Although the students have to meet state standards for graduation, the classes won't look the same as those you'd find at a traditional high school. At the Minnesota school, for example, students are required to read for set amounts of time and show progress in the complexity of their reading—rather than reading a set list of popular titles.

"For us, it's not 'Are they reading Huck Finn?' It's 'Are they reading proficiently in order to relate to the modern world?'" says Tony Simmons, the development director at HSRA Minnesota. Along with the nontraditional teaching approach, Simmons says there's a nontraditional graduation requirement: Students must be accepted to some sort of post-high school education, like a university, community college, or vocational school.

But for all the good the Minnesota school can do, it can be an uphill battle, says Superintendent Wayne Jennings. Many of the students who come to their school are in poverty, don't have a stable home life, or for whatever reason have not made school a priority.
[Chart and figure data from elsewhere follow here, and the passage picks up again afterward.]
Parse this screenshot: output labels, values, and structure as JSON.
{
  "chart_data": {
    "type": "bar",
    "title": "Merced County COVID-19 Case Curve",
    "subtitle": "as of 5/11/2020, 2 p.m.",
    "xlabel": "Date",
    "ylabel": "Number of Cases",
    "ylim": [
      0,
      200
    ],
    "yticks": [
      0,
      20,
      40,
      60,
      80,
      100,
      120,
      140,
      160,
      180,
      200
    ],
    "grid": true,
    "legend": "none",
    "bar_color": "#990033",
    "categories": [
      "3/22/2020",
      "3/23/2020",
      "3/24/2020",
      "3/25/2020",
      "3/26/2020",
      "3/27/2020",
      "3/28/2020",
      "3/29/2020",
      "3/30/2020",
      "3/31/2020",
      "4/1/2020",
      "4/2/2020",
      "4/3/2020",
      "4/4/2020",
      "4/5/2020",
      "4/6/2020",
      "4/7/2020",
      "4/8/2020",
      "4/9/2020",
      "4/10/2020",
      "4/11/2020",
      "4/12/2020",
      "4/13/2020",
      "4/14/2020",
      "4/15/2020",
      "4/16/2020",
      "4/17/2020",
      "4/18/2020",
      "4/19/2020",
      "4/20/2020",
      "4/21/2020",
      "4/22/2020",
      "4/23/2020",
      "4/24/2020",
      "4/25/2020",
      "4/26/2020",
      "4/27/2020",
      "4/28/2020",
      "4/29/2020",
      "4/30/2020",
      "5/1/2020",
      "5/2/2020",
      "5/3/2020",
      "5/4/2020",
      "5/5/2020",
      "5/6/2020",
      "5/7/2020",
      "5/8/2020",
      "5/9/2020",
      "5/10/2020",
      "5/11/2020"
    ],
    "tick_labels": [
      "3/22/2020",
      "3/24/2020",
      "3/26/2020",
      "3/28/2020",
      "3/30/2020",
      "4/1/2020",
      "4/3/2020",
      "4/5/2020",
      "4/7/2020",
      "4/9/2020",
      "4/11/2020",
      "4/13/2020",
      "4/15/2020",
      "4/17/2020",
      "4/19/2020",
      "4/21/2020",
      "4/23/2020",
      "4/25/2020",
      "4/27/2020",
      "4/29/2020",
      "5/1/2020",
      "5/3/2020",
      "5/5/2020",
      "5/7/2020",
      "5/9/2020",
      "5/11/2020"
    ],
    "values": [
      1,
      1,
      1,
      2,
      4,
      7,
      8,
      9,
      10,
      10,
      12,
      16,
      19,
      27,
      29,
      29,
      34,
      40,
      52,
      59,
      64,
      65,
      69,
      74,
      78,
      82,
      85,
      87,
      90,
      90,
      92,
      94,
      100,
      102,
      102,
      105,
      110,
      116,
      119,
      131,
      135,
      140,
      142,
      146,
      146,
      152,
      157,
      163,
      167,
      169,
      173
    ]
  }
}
The school typically fares poorly in the federally mandated No Child Left Behind testing, with students often struggling in math.

"Sometimes we wonder, 'Did these kids go to school at all before they came here?'" Jennings says. "We have to do a rebuilding process."

But the effort in Portland will be worth it, says Jayasuriya. The kids who need the most help will get hands-on experience with the tools they need to succeed in a field that makes them happy: hiphop.

"People are responding as if this is outrageous," she says. "But this is 21st century technology."